2. Für die Frage, ob es sich um eine (Verkehrs-)Anlage handelt, ist im Erschließungs- wie im Stra-ßenbaubeitragsrecht auf die natürliche Betrachtungsweise abzustellen. Maßgebend ist das durch die tatsächlichen Gegebenheiten wie Straßenführung, Straßenlänge, Straßenbreite und Straßen-ausstattung geprägte Erscheinungsbild, also der Gesamteindruck, den die jeweiligen tatsächlichen Verhältnisse einem unbefangenen Betrachter vermitteln.

Ein "kurviger Verlauf" ist dabei ebenso unschädlich wie eine unterschiedliche Befestigung.

3. Der Umstand, dass die Straße teilweise einen anderen Namen hatte oder dass sie in einem (his-torischen) Bauplan als besondere Anlage bezeichnet worden war, rechtfertigt keine andere Be-urteilung.

4. Die Straße ist nicht aus dem Erschließungsbeitragsrecht entlassen, wenn ihre Befestigung am 03.10.1990 nicht den örtlichen Ausbaugepflogenheiten entsprach. Ein historischer Bauplan (hier: aus dem Jahr 1947) kann ein "technisches Ausbauprogramm" i. S. des § 242 Abs. 9 BauGB enthalten.

5. Beleuchtungs- und Entwässerungsanlagen sind nur beitragsfähig, wenn sie in der Satzung als Merkmale der endgültigen Herstellung i.
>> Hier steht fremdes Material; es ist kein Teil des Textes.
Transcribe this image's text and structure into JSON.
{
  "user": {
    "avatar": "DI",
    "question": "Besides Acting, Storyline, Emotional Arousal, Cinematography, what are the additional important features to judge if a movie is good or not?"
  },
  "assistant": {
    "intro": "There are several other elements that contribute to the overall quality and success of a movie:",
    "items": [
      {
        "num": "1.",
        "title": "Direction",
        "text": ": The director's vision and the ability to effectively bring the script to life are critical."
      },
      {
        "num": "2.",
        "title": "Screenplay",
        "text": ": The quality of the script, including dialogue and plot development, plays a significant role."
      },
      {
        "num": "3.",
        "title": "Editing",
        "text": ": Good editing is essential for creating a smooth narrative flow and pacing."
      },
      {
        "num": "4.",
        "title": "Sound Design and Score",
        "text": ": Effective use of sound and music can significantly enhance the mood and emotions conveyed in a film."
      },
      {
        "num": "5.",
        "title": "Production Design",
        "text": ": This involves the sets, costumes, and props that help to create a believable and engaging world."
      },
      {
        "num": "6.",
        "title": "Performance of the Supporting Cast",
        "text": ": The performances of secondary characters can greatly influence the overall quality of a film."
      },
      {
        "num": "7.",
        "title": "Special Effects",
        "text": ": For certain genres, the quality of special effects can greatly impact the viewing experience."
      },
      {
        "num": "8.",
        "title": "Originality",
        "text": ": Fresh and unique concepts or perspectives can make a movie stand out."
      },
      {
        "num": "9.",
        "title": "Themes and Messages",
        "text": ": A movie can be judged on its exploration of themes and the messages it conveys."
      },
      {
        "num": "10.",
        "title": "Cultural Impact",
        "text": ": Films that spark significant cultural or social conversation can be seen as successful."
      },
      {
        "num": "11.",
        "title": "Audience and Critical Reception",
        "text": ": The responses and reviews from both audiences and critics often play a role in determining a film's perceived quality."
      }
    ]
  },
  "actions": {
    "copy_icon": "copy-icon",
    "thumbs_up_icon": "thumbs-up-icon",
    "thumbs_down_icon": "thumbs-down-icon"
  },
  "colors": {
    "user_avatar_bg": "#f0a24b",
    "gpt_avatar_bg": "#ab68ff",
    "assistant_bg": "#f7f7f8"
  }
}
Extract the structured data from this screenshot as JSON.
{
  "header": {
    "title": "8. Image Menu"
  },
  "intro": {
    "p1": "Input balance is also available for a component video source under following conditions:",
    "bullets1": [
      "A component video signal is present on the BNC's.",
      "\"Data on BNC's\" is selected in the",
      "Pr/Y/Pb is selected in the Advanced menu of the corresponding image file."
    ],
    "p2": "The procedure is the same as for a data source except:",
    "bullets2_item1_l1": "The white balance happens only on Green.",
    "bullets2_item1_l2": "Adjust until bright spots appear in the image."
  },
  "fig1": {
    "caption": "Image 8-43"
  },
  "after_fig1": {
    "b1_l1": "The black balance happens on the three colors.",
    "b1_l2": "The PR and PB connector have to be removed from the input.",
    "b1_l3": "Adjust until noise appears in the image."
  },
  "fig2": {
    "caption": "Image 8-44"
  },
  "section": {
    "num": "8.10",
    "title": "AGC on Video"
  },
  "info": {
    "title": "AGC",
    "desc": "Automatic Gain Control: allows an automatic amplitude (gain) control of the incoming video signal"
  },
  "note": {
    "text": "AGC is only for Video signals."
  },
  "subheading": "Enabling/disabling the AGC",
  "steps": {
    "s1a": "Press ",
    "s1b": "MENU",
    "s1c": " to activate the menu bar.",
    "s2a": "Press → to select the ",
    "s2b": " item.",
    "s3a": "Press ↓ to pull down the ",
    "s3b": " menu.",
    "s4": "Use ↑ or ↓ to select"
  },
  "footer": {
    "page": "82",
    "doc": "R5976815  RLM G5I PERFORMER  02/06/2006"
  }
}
S. von § 132 Nr. 4 BauGB gefordert werden.

Stellt die Satzung auf die "Betriebsfertigkeit" dieser Teil-Einrichtungen ab, so fehlt dem nicht die notwendige Bestimmtheit.
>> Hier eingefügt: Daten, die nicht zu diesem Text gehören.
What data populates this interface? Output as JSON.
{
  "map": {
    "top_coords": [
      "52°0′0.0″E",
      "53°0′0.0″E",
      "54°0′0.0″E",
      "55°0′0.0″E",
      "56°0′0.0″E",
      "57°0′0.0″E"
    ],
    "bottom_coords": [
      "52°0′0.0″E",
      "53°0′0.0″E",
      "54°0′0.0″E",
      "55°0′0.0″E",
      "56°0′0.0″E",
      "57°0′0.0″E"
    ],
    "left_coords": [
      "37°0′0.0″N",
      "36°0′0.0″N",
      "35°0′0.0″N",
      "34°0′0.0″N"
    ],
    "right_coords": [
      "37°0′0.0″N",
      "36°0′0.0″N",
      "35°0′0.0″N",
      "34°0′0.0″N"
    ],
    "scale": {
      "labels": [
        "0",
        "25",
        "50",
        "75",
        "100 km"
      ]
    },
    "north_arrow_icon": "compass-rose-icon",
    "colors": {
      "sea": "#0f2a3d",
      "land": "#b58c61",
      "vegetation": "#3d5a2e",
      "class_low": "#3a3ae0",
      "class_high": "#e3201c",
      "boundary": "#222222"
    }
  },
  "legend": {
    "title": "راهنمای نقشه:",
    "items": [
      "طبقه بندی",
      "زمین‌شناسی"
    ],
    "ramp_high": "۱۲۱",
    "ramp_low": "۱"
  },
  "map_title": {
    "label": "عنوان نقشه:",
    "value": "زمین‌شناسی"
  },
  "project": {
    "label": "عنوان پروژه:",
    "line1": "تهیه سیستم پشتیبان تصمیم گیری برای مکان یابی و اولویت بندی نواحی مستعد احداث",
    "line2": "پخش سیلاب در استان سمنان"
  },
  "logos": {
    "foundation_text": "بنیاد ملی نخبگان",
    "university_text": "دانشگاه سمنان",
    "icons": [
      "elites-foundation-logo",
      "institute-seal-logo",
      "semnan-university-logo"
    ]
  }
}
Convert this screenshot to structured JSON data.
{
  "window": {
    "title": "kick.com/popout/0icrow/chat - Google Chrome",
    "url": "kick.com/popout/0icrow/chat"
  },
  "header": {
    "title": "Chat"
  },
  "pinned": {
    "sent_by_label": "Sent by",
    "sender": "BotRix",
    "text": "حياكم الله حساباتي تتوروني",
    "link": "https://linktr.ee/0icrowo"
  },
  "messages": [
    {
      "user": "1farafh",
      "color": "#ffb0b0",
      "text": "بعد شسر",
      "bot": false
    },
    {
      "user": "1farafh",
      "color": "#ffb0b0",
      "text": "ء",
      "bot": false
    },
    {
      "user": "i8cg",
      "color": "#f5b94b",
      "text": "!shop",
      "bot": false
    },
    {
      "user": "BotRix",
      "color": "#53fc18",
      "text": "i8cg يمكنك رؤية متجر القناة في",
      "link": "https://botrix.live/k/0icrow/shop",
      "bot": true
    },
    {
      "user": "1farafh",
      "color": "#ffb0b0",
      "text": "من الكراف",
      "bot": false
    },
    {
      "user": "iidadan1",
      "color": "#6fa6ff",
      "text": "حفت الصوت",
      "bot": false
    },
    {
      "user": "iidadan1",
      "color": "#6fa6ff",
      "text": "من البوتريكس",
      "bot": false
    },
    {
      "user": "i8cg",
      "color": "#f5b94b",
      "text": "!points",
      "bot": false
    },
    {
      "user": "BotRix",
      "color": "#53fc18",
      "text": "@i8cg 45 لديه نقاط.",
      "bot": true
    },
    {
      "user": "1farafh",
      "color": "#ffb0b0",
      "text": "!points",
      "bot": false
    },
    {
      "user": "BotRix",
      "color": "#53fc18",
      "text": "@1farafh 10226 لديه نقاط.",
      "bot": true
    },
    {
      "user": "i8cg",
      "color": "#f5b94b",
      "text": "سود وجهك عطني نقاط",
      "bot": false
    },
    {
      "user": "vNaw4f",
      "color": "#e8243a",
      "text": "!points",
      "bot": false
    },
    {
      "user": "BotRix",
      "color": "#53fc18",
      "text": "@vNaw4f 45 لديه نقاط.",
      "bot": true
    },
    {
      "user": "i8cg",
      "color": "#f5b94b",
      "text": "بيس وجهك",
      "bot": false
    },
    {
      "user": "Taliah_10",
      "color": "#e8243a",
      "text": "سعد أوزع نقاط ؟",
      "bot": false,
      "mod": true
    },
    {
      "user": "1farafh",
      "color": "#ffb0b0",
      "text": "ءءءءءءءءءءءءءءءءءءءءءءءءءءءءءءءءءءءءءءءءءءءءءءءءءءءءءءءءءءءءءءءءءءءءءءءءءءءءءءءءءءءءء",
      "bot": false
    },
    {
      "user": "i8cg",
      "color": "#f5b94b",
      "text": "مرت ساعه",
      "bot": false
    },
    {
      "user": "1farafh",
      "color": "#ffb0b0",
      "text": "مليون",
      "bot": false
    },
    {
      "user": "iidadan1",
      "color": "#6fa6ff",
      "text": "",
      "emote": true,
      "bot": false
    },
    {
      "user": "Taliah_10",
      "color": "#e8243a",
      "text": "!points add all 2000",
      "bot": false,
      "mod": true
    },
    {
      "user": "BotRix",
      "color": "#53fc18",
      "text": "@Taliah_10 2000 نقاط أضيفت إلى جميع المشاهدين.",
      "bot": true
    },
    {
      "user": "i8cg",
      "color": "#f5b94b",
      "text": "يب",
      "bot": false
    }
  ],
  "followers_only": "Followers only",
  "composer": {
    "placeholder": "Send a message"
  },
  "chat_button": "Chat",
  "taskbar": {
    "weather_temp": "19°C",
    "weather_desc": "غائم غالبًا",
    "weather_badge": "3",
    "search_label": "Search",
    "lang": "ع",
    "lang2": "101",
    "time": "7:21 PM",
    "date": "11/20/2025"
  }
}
6. Eine (erneute) Widmung ist entbehrlich, wenn die Öffentlichkeit der Straße bereits nach früherem Straßenrecht der DDR besteht.


OBERVERWALTUNGSGERICHT DES LANDES SACHSEN-ANHALT BESCHLUSS

Aktenz.: 2 O 158/03

Datum: 27.09.2004

Gründe:

I.

Der Kläger hat bei dem Verwaltungsgericht die Bewilligung von Prozesskostenhilfe für ein Klageverfahren beantragt, mit welchem er die Aufhebung des Straßenausbaubeitragsbescheides der Beklagten vom 16.09.2002 in der Gestalt des Widerspruchsbescheides vom 10.01.2003 begehrt.
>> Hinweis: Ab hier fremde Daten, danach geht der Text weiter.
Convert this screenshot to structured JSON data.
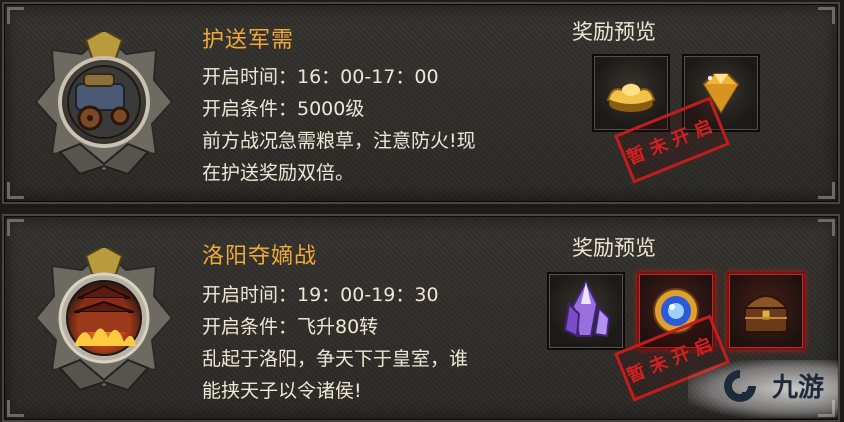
{
  "events": [
    {
      "title": "护送军需",
      "time_line": "开启时间：16：00-17：00",
      "condition_line": "开启条件：5000级",
      "desc_line1": "前方战况急需粮草，注意防火!现",
      "desc_line2": "在护送奖励双倍。",
      "reward_title": "奖励预览",
      "stamp": "暂未开启",
      "rewards": [
        "gold-ingot-icon",
        "gold-diamond-icon"
      ]
    },
    {
      "title": "洛阳夺嫡战",
      "time_line": "开启时间：19：00-19：30",
      "condition_line": "开启条件：飞升80转",
      "desc_line1": "乱起于洛阳，争天下于皇室，谁",
      "desc_line2": "能挟天子以令诸侯!",
      "reward_title": "奖励预览",
      "stamp": "暂未开启",
      "rewards": [
        "purple-crystal-icon",
        "blue-orb-icon",
        "treasure-chest-icon"
      ]
    }
  ],
  "watermark": {
    "text": "九游"
  },
  "colors": {
    "title": "#f0a93a",
    "body_text": "#efe7d6",
    "stamp_red": "#c21d1d",
    "panel_bg": "#2f2d29"
  }
}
Das Verwaltungsgericht Magdeburg hat mit Beschluss vom 17.03.2003 (Az: 2 A 110/03 MD) den Prozesskostenhilfeantrag des Klägers mit der Begründung abgelehnt, die von dem Kläger erhobene Klage habe keine Aussicht auf Erfolg, weil keine ernstlichen Zweifel an der Rechtmäßigkeit des festgesetzten Beitrags bestünden. Rechtsgrundlage des angefochtenen Bescheides sei zwar nicht § 6 KAG-LSA i. V. m. der Straßenbaubeitragssatzung der Beklagten vom 30.07.1998 in der Fassung der 2. Änderungssatzung vom 09.12.2002, sondern §§ 127 ff. BauGB i. V. m. der Erschließungsbeitragssatzung der Beklagten vom 24.06.2002; die fehlerhafte Begründung stehe seiner Aufrechterhaltung nach den Regeln des Erschließungsbeitragsrechts jedoch nicht entgegen. Zutreffend habe die Beklagte den gesamten Straßenzug von der Kreuzung B-Straße bis zur Einmündung in die S-Straße als eine beitragsrechtliche Anlage der Aufwandsermittlung und -verteilung zugrunde gelegt. Zudem habe die lediglich mittels Schotterdecke befestigte Fahrbahn auf einer Teilstrecke von etwa 100 m nicht den vergleichsweise zugrunde zu legenden Ausbaugepflogenheiten in E. entsprochen; denn die Fahrbahnoberflächen öffentlicher Verkehrsflächen seien (ortsüblich) ganz überwiegend mit Kopfsteinpflaster und in Teillängen mit Asphaltdünnschichtbelag befestigt gewesen. Dementsprechend sei die gesamte Anlage am 03.10.1990 nicht den Anforderungen des § 242 Abs. 9 Satz 2 BauGB entsprechend hergestellt gewesen, wenngleich sie als Verkehrsanlage auf ganzer Länge bereits existiert habe. Eine selbständige Abrechnung der Teillängen abhängig vom Ausbauzustand komme nicht in Betracht, weil § 242 Abs. 9 BauGB keine Abrechnung von "Teilstrecken" zulasse. Einer Widmung habe es aufgrund der Existenz der Straße vor dem 31.07.1957 nicht bedurft. Das Grundstück des Klägers sei schließlich durch die Straße erschlossen und sonstige Mängel bei der Aufwandsermittlung und -verteilung seien nach Aktenlage nicht offensichtlich.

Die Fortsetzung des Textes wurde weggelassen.